I propose to take Questions Nos. 23, 31, 47 and 68 together.
On 2 August, EC Finance Ministers decided to widen to 15 per cent both the 2.25 per cent narrow band and the 6 per cent wide band of the Exchange Rate Mechanism of the European Monetary System. They did not abandon the ERM, which remains in place.
Ireland's exchange rate policy is based on membership of the ERM and that will continue to be the position. Within that framework, the aim of our exchange rate policy continues to be price stability, that is the maintenance of low inflation in the economy. This has been the objective of our exchange rate policy over many years and has been greatly helped by our membership of the ERM.
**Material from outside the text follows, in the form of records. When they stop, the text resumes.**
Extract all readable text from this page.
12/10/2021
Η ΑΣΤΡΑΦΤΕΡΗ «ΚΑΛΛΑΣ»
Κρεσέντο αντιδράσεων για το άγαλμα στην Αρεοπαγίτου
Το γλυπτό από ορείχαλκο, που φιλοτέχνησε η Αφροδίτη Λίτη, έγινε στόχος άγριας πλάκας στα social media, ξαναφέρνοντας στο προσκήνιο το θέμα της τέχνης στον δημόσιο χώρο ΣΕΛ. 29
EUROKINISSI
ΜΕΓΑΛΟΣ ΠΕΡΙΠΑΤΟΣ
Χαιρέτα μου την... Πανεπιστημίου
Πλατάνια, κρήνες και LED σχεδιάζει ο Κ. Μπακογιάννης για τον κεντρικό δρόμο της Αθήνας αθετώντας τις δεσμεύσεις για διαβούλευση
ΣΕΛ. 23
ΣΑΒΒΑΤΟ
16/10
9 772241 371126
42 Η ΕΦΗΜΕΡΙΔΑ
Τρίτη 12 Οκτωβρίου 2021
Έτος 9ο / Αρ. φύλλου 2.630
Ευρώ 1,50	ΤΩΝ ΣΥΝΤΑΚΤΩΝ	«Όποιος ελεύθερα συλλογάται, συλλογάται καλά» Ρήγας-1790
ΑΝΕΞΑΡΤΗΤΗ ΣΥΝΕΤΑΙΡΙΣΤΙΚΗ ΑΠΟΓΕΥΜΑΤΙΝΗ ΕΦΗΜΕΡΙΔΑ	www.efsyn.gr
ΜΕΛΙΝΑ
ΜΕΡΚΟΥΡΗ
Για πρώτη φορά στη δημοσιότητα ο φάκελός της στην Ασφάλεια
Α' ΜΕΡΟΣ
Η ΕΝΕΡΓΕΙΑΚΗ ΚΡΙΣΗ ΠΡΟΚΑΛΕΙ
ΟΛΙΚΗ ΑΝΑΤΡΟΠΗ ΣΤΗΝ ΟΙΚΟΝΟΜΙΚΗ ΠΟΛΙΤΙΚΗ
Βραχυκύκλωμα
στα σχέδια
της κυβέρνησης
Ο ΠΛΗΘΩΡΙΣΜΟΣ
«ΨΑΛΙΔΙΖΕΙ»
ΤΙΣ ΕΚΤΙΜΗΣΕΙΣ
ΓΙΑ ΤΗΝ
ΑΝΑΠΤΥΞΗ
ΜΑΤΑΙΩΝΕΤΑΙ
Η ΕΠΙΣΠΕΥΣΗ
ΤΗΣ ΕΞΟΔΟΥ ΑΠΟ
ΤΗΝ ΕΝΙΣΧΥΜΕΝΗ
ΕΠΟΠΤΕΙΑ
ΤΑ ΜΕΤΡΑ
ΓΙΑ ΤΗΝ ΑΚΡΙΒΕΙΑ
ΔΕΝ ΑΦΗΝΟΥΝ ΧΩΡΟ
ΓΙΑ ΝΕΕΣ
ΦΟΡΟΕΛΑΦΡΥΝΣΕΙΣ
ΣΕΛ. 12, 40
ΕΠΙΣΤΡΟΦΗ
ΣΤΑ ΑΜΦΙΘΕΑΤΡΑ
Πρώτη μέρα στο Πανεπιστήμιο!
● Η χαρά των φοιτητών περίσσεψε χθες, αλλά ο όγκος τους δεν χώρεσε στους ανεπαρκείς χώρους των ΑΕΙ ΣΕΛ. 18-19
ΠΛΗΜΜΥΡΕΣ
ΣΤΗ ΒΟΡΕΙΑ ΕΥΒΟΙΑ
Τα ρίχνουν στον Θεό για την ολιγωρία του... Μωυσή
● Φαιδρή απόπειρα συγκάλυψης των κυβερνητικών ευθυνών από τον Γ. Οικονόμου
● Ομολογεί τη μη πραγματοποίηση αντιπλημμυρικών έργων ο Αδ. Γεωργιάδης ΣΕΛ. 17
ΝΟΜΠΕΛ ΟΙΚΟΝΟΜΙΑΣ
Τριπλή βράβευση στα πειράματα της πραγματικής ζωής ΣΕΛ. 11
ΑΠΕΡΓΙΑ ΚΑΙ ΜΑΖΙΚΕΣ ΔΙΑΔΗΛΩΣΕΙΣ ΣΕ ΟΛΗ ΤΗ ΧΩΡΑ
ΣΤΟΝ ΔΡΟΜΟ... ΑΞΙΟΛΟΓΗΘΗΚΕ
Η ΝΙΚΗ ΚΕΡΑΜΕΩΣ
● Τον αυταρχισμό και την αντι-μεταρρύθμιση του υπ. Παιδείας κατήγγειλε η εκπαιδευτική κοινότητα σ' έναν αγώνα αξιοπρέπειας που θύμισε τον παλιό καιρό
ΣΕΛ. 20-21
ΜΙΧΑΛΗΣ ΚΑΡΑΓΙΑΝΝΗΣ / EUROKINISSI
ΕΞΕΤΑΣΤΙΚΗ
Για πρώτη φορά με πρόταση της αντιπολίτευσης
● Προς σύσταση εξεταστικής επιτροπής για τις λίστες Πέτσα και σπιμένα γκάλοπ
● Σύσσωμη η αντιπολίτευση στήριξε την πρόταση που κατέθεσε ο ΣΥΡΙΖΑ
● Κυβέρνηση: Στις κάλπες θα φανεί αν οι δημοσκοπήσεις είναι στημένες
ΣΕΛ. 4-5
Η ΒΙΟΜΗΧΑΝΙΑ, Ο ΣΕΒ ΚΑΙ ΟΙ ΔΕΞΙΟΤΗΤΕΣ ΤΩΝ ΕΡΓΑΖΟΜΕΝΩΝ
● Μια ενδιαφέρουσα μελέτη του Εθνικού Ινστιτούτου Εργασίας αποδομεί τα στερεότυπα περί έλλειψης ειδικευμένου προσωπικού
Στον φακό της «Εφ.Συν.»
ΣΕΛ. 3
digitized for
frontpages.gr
Policy is not designed to target a specific rate against any particular currency or basket of currencies. However, in pursuing price stability, our aim is that the Irish pound will trade against the Deutsche Mark and Dutch Guilder at least as well as the rest of the former ERM narrow band currencies. I would add that the other former ERM narrow band countries have also indicated that they will continue to work for exchange rate stability within the ERM.
The best way to underpin the value of our exchange rate is of course to ensure that our economy is well managed. Sound fiscal and economic policies have been the hallmark of our management of the Irish economy over recent years and they will continue to be so. In this context the Government will of course be anxious to do its best to increase employment and to contain unemployment and reduce it as far as possible.
The Government remains committed to the ideal of Economic and Monetary Union, including a single currency. Ireland's objective is to be part of European Monetary Union as soon as it begins and our policies are, and will continue to be, geared to the achievement of that objective.